“COLOMBIA CAN BE 'MUCH MORE AGGRESSIVE' CUTTING KEY RATE: AVILA” – BBG
Neutral
• It is not surprising for the administration to want lower rates as it could over time lower borrowing costs and potentially stimulate economic growth.
• The market consensus had been for inflation and interest rates to come down over the course of 2025 but March 7, 2025 inflation data shed some doubt on those projections printing +1.14% for February and 5.28% y/y while core data was 1.26% and 5.44% respectively.
• Colombia issued 12-year notes November 2024 at T+352bps, last quoted T+366bps. The previous finance minister announced in February intent to issue USD3.6bn in international markets this year. Multiple rating downgrades are priced in with lower rated Brazil (Ba1pos/ BB / BB) quoted 112bps lower in yield for similar maturity 10 year notes.

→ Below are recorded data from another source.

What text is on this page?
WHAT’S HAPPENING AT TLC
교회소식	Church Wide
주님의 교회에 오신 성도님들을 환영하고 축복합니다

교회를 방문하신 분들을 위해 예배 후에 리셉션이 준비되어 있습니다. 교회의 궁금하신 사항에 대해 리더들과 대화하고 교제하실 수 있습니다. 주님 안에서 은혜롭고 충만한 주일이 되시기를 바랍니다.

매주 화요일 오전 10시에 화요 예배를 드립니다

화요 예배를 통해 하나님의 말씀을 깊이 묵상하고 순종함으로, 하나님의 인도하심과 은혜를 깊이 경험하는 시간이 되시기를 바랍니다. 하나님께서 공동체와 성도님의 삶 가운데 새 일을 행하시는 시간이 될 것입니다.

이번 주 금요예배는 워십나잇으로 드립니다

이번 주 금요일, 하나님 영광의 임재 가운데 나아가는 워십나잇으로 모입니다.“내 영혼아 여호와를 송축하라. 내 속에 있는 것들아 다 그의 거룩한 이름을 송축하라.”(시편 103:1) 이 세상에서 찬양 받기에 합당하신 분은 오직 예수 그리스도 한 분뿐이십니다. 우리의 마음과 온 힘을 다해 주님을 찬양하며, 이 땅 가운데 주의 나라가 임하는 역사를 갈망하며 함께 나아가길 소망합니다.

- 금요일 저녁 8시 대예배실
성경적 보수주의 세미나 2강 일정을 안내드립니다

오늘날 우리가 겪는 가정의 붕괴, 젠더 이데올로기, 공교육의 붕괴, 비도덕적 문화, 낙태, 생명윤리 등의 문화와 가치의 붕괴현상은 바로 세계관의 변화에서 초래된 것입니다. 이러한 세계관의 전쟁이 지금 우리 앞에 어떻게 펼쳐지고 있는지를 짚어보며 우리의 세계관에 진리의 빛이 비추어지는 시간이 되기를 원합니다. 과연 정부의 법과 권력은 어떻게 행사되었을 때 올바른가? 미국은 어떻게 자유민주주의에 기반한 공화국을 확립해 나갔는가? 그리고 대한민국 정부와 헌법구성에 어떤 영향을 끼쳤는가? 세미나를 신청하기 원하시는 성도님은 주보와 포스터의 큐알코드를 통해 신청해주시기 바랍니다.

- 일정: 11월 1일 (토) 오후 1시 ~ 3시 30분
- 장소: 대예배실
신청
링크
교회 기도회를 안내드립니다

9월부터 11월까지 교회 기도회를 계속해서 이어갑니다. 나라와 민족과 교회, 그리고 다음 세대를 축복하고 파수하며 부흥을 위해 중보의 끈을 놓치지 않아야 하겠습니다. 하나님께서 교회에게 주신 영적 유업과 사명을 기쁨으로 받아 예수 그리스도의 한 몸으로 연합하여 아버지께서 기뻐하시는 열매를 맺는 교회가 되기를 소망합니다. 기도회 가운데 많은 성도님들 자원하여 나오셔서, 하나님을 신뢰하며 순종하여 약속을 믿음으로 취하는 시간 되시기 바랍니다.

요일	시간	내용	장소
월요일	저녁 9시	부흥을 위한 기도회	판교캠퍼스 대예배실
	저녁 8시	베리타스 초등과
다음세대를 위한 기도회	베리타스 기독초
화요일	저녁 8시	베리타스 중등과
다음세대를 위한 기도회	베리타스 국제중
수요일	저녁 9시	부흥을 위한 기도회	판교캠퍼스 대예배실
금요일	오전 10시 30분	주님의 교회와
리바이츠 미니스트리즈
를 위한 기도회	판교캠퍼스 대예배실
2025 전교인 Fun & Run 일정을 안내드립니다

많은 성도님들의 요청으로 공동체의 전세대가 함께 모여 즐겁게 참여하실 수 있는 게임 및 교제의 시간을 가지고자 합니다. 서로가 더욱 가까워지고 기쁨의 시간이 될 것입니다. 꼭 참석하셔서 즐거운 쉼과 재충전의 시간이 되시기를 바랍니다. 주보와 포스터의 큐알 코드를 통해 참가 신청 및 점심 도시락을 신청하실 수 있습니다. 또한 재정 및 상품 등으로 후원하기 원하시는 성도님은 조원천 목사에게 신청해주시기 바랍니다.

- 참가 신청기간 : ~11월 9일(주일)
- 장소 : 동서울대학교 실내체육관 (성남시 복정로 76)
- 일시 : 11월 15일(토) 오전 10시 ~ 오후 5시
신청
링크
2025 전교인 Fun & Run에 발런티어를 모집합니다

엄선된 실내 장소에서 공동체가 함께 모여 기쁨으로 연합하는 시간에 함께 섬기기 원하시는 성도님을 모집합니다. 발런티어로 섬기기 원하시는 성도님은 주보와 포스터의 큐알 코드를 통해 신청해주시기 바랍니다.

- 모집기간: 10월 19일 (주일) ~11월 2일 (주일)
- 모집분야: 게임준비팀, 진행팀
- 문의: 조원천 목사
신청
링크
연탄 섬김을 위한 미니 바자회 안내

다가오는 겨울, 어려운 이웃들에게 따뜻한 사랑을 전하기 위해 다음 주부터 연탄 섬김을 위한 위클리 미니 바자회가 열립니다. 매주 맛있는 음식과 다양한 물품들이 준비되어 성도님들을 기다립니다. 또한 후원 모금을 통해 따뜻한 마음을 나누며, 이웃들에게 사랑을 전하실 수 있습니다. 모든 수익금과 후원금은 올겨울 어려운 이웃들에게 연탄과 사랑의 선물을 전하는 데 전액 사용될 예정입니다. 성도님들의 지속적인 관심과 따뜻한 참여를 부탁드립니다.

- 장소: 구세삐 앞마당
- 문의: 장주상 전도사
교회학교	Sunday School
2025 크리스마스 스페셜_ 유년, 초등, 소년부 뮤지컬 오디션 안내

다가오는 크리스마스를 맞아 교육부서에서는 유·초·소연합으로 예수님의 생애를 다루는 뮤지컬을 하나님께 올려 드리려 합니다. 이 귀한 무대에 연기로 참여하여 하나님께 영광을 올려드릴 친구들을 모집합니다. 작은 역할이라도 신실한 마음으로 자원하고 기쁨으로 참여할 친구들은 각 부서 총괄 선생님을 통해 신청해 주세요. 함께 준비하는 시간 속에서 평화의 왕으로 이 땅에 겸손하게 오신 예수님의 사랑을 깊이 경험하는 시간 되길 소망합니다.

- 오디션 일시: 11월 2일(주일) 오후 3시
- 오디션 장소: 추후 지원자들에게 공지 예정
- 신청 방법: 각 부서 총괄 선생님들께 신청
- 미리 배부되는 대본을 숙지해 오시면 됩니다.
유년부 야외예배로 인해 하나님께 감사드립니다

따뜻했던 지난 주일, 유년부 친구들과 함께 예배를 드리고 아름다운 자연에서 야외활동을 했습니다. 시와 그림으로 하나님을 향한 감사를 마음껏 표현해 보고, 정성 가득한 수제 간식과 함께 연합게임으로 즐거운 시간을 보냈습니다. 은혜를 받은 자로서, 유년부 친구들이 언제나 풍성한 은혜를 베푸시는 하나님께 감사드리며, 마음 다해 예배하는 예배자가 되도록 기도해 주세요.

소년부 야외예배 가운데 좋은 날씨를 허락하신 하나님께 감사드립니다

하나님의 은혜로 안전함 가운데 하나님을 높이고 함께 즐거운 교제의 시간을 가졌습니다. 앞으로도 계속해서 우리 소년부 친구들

• The fiscal deficit was 6.8% of GDP in 2024. The new finance minister German Avila is quoted as saying the government needs to raise tax revenue and cut spending. The previous finance minister resigned reportedly over disagreements with the president on fiscal policy.
• Congress has blocked attempts at tax, health system and labor reform so President Petro called for a national referendum on the spending proposals.